Gidebildiğin kadar görebildiğindir yol, görebildiğin kadar aşabildiğin ve aşabildiğin kadar varabildiğin.
Sonunu göremediğin, belki görüp de varamadığın her yol la tenahi hatırını meşgul eder.
Yol ayrımları... Seçimler... Kendi elinle kendin için kazdığın bir mezar veyahut çiçek bahçesi, bahar.
Yolu kısaltmak, derince bir şecaatsızlık hâli.

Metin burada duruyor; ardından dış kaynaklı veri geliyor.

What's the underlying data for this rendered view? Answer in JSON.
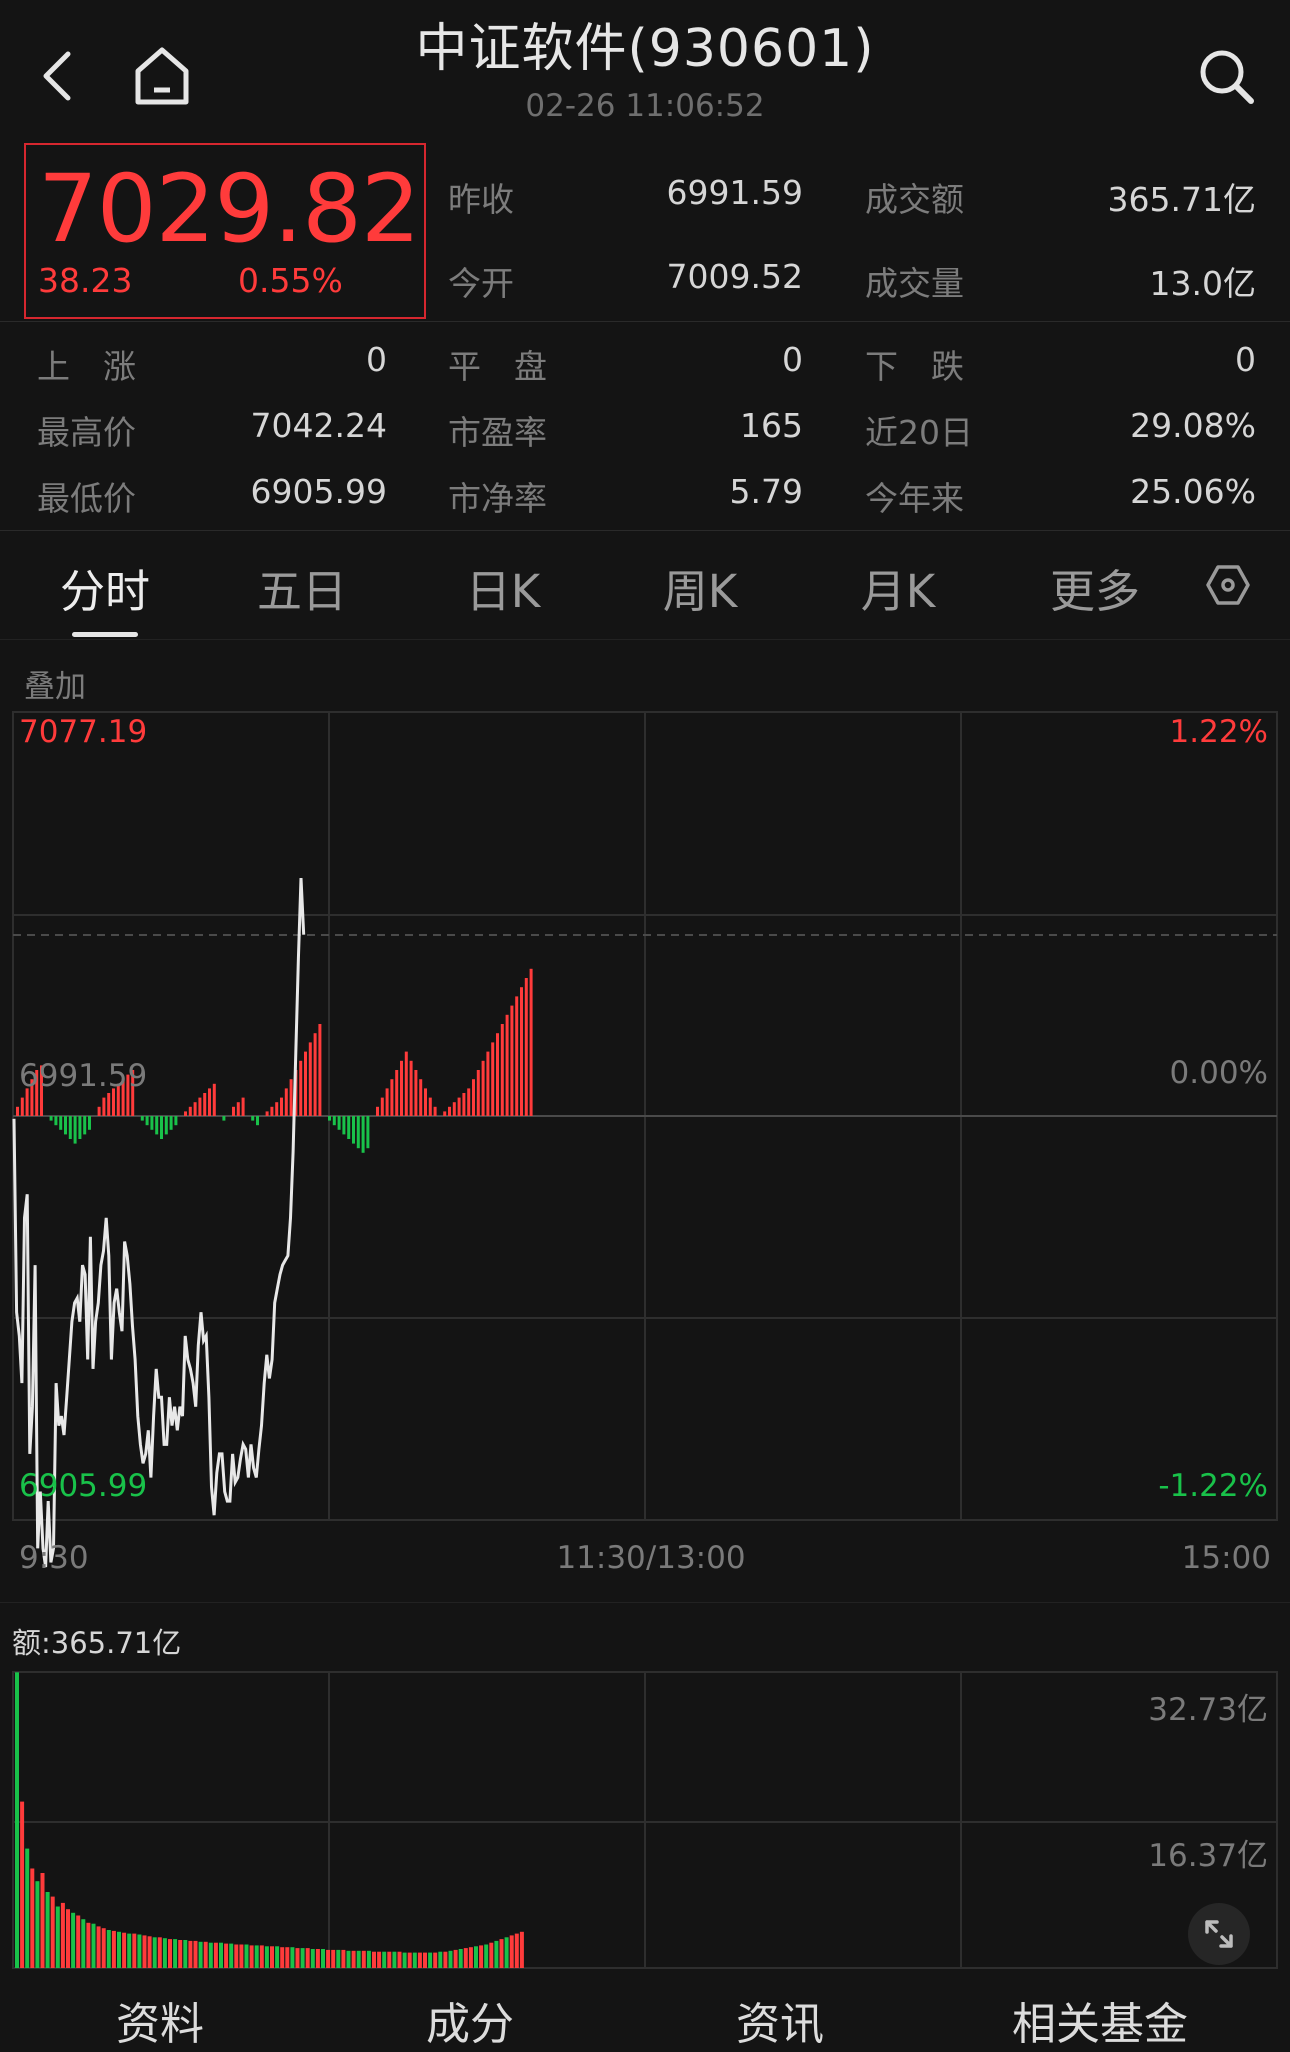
{
  "header": {
    "title": "中证软件(930601)",
    "datetime": "02-26 11:06:52",
    "back_icon": "chevron-left-icon",
    "home_icon": "home-icon",
    "search_icon": "search-icon"
  },
  "quote": {
    "price": "7029.82",
    "change": "38.23",
    "change_pct": "0.55%",
    "stats_top": [
      {
        "label": "昨收",
        "value": "6991.59"
      },
      {
        "label": "成交额",
        "value": "365.71亿"
      },
      {
        "label": "今开",
        "value": "7009.52"
      },
      {
        "label": "成交量",
        "value": "13.0亿"
      }
    ],
    "stats": [
      {
        "label": "上　涨",
        "value": "0"
      },
      {
        "label": "平　盘",
        "value": "0"
      },
      {
        "label": "下　跌",
        "value": "0"
      },
      {
        "label": "最高价",
        "value": "7042.24"
      },
      {
        "label": "市盈率",
        "value": "165"
      },
      {
        "label": "近20日",
        "value": "29.08%"
      },
      {
        "label": "最低价",
        "value": "6905.99"
      },
      {
        "label": "市净率",
        "value": "5.79"
      },
      {
        "label": "今年来",
        "value": "25.06%"
      }
    ]
  },
  "tabs": [
    {
      "label": "分时",
      "active": true
    },
    {
      "label": "五日"
    },
    {
      "label": "日K"
    },
    {
      "label": "周K"
    },
    {
      "label": "月K"
    },
    {
      "label": "更多"
    }
  ],
  "settings_icon": "hexagon-settings-icon",
  "overlay_label": "叠加",
  "colors": {
    "up": "#ff3b3b",
    "down": "#19c24a",
    "line": "#e8e8e8",
    "background": "#141414"
  },
  "chart_data": {
    "type": "line",
    "price_axis": {
      "max_label": "7077.19",
      "ref_label": "6991.59",
      "min_label": "6905.99",
      "ylim": [
        6905.99,
        7077.19
      ]
    },
    "pct_axis": {
      "max_label": "1.22%",
      "ref_label": "0.00%",
      "min_label": "-1.22%"
    },
    "x_labels": [
      "9:30",
      "11:30/13:00",
      "15:00"
    ],
    "series": [
      {
        "values": [
          6991,
          6950,
          6945,
          6935,
          6970,
          6975,
          6920,
          6930,
          6960,
          6900,
          6912,
          6900,
          6896,
          6910,
          6897,
          6900,
          6935,
          6926,
          6928,
          6924,
          6932,
          6940,
          6948,
          6952,
          6953,
          6948,
          6960,
          6958,
          6940,
          6966,
          6938,
          6948,
          6952,
          6960,
          6963,
          6970,
          6962,
          6940,
          6952,
          6955,
          6950,
          6946,
          6965,
          6962,
          6956,
          6947,
          6940,
          6928,
          6922,
          6918,
          6920,
          6925,
          6915,
          6928,
          6938,
          6932,
          6932,
          6922,
          6922,
          6932,
          6926,
          6930,
          6925,
          6930,
          6928,
          6945,
          6940,
          6938,
          6935,
          6930,
          6943,
          6950,
          6944,
          6945,
          6932,
          6913,
          6907,
          6916,
          6920,
          6920,
          6912,
          6910,
          6910,
          6920,
          6914,
          6915,
          6919,
          6922,
          6921,
          6915,
          6922,
          6917,
          6915,
          6921,
          6926,
          6935,
          6941,
          6936,
          6940,
          6952,
          6955,
          6958,
          6960,
          6961,
          6962,
          6970,
          6984,
          7005,
          7025,
          7042,
          7030
        ]
      }
    ],
    "direction_bars": [
      2,
      4,
      6,
      8,
      10,
      11,
      0,
      -1,
      -2,
      -3,
      -4,
      -5,
      -6,
      -5,
      -4,
      -3,
      0,
      2,
      4,
      5,
      6,
      7,
      8,
      9,
      10,
      0,
      -1,
      -2,
      -3,
      -4,
      -5,
      -4,
      -3,
      -2,
      0,
      1,
      2,
      3,
      4,
      5,
      6,
      7,
      0,
      -1,
      0,
      2,
      3,
      4,
      0,
      -1,
      -2,
      0,
      1,
      2,
      3,
      4,
      6,
      8,
      10,
      12,
      14,
      16,
      18,
      20,
      0,
      -1,
      -2,
      -3,
      -4,
      -5,
      -6,
      -7,
      -8,
      -7,
      0,
      2,
      4,
      6,
      8,
      10,
      12,
      14,
      12,
      10,
      8,
      6,
      4,
      2,
      0,
      1,
      2,
      3,
      4,
      5,
      6,
      8,
      10,
      12,
      14,
      16,
      18,
      20,
      22,
      24,
      26,
      28,
      30,
      32
    ],
    "turnover": {
      "label": "额:365.71亿",
      "max_label": "32.73亿",
      "mid_label": "16.37亿",
      "ylim": [
        0,
        32.73
      ],
      "values": [
        32.7,
        18.4,
        13.2,
        11.0,
        9.6,
        10.5,
        8.4,
        7.9,
        6.8,
        7.2,
        6.5,
        6.1,
        5.8,
        5.4,
        5.0,
        4.9,
        4.6,
        4.4,
        4.2,
        4.1,
        4.0,
        3.9,
        3.8,
        3.8,
        3.7,
        3.6,
        3.5,
        3.4,
        3.4,
        3.3,
        3.2,
        3.2,
        3.1,
        3.1,
        3.0,
        3.0,
        2.9,
        2.9,
        2.8,
        2.8,
        2.8,
        2.7,
        2.7,
        2.6,
        2.6,
        2.6,
        2.5,
        2.5,
        2.5,
        2.4,
        2.4,
        2.4,
        2.3,
        2.3,
        2.3,
        2.2,
        2.2,
        2.2,
        2.1,
        2.1,
        2.1,
        2.0,
        2.0,
        2.0,
        2.0,
        1.9,
        1.9,
        1.9,
        1.9,
        1.9,
        1.8,
        1.8,
        1.8,
        1.8,
        1.8,
        1.8,
        1.7,
        1.7,
        1.7,
        1.7,
        1.7,
        1.7,
        1.7,
        1.8,
        1.8,
        1.9,
        2.0,
        2.1,
        2.2,
        2.3,
        2.4,
        2.5,
        2.6,
        2.8,
        3.0,
        3.2,
        3.4,
        3.6,
        3.8,
        4.0
      ],
      "up_flags": [
        0,
        1,
        0,
        1,
        0,
        1,
        0,
        1,
        0,
        1,
        1,
        0,
        1,
        0,
        1,
        0,
        1,
        1,
        0,
        1,
        0,
        1,
        0,
        1,
        0,
        1,
        1,
        0,
        1,
        0,
        1,
        0,
        1,
        0,
        1,
        1,
        0,
        1,
        0,
        1,
        0,
        1,
        0,
        1,
        1,
        0,
        1,
        0,
        1,
        0,
        1,
        0,
        1,
        1,
        0,
        1,
        0,
        1,
        0,
        1,
        0,
        1,
        1,
        0,
        1,
        0,
        1,
        0,
        1,
        0,
        1,
        1,
        0,
        1,
        0,
        1,
        0,
        1,
        0,
        1,
        1,
        0,
        1,
        0,
        1,
        0,
        1,
        0,
        1,
        1,
        0,
        1,
        0,
        1,
        0,
        1,
        0,
        1,
        1,
        1
      ]
    }
  },
  "zoom_icon": "expand-diagonal-icon",
  "bottom_tabs": [
    "资料",
    "成分",
    "资讯",
    "相关基金"
  ]
}
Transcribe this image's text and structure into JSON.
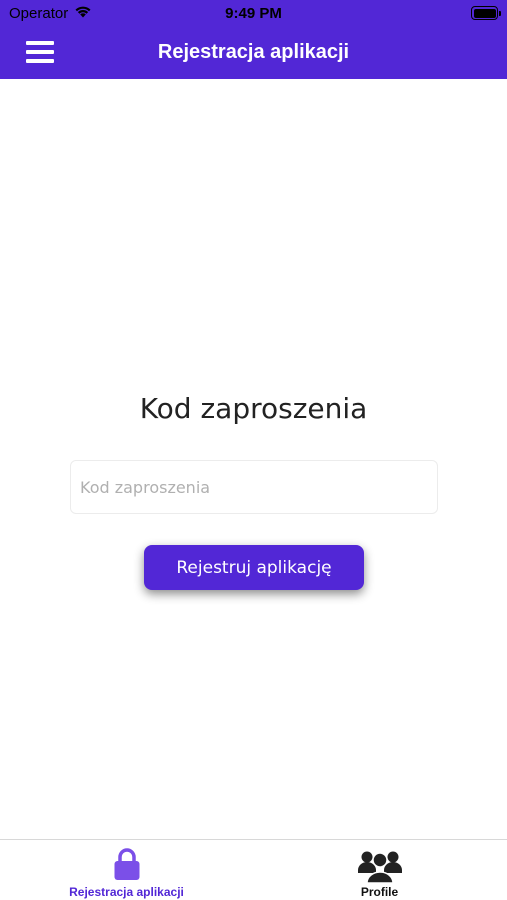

Kendisiyle savaşmaktan, kendisine direnmekten keyif alabilen insanlar bundan imtina eder.
Rüzgara, yağmura karşı camlarını ancak tutsak olanlar kapatır ancak neye tutulduğunun dahi şuurunda olmayanlar.
Yolu dinlemek yerine kulağını müzikle tıkamak ise ahmak işidir. Attan inip kaplumbağaya talepkâr olmak kadar belki.
Nazarı daimi olarak ileriye/sona sabitlemek dolayısıyla yol kenarındaki letafeti kaçırmak, aklı kaçırmaya müsavidir.
Yol belirsizliktir ancak yolun sonu bellidir.
Yollar çeşit çeşittir ancak istikamet tektir.
Yola muhtelif manalar yüklenir oysa yol bizatihi manadır.
Dilerim yolumuz çiçeklerle süslenmiş olsun. Yolun sonunda ise biz çiçeğe dönüşelim.